Two nights ago, I heard the hoot-hoot hoot-hoot-hoot of an owl calling through my open window in the dark. I couldn’t understand what it had to say, or if it was saying anything at all, my mind cluttered by coronavirus, uncertainty, and change. But it soothed me.
I’ve been home now for 25 days straight, an eternity for a wanderer like me. It’d be easy to feel sad, disappointed, even angry, as plans to float rivers, photograph coastlines, spend time with friends and family, and more fell apart in what feels like a blink of an eye. An understandably distraught friend wrote me yesterday, “Life has been cancelled!”
When he said that, I recalled the owl’s song. The owl knows nothing about the plight of the human race right now. It’s life isn’t cancelled. Although it may feel otherwise, and that’s ok, ours isn’t either. Life is still happening all around us. It’s ours to still live fully, albeit differently, if we so choose.

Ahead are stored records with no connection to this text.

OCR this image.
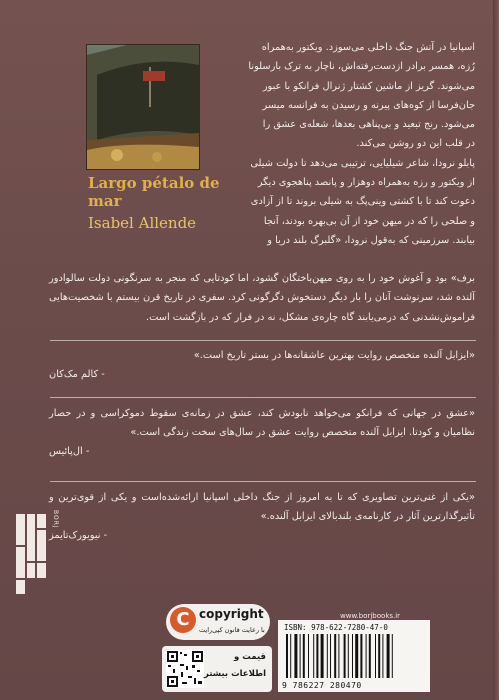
Largo pétalo de mar
Isabel Allende

اسپانیا در آتش جنگ داخلی می‌سوزد. ویکتور به‌همراه

رُزه، همسر برادر ازدست‌رفته‌اش، ناچار به ترک بارسلونا

می‌شوند. گریز از ماشین کشتار ژنرال فرانکو با عبور

جان‌فرسا از کوه‌های پیرنه و رسیدن به فرانسه میسر

می‌شود. رنج تبعید و بی‌پناهی بعدها، شعله‌ی عشق را

در قلب این دو روشن می‌کند.

پابلو نرودا، شاعر شیلیایی، ترتیبی می‌دهد تا دولت شیلی

از ویکتور و رزه به‌همراه دوهزار و پانصد پناهجوی دیگر

دعوت کند تا با کشتی وینی‌پگ به شیلی بروند تا از آزادی

و صلحی را که در میهن خود از آن بی‌بهره بودند، آنجا

بیابند. سرزمینی که به‌قول نرودا، «گلبرگ بلند دریا و

برف» بود و آغوش خود را به روی میهن‌باختگان گشود، اما کودتایی که منجر به سرنگونی دولت سالوادور آلنده شد، سرنوشت آنان را بار دیگر دستخوش دگرگونی کرد. سفری در تاریخ قرن بیستم با شخصیت‌هایی فراموش‌نشدنی که درمی‌یابند گاه چاره‌ی مشکل، نه در فرار که در بازگشت است.

«ایزابل آلنده متخصص روایت بهترین عاشقانه‌ها در بستر تاریخ است.»
- کالم مک‌کان
«عشق در جهانی که فرانکو می‌خواهد نابودش کند، عشق در زمانه‌ی سقوط دموکراسی و در حصار نظامیان و کودتا. ایزابل آلنده متخصص روایت عشق در سال‌های سخت زندگی است.»
- ال‌پائیس
«یکی از غنی‌ترین تصاویری که تا به امروز از جنگ داخلی اسپانیا ارائه‌شده‌است و یکی از قوی‌ترین و تأثیرگذارترین آثار در کارنامه‌ی بلندبالای ایزابل آلنده.»
- نیویورک‌تایمز
BORJ
www.borjbooks.ir
C copyright
با رعایت قانون کپی‌رایت
قیمت و
اطلاعات بیشتر
ISBN: 978-622-7280-47-0
9 786227 280470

Late last night, I walked into my gear room, where my still-packed dry bags for a cancelled river trip sat stacked neatly in a line. I dug out my tent, sleeping pad, sleeping bag, pillow, and headlamp, maybe some dark chocolate-covered cherries too. I headed to the patch of artificial grass in my backyard to camp with the palo verde tree, Orion, and of course, the owl. If I couldn’t be on a river or on a coast, I could still be outside.
Around three, I woke again to the familiar chorus: Hoot-hoot hoot-hoot-hoot. The owls message was now clear to me: If you can’t change the rules, change the game.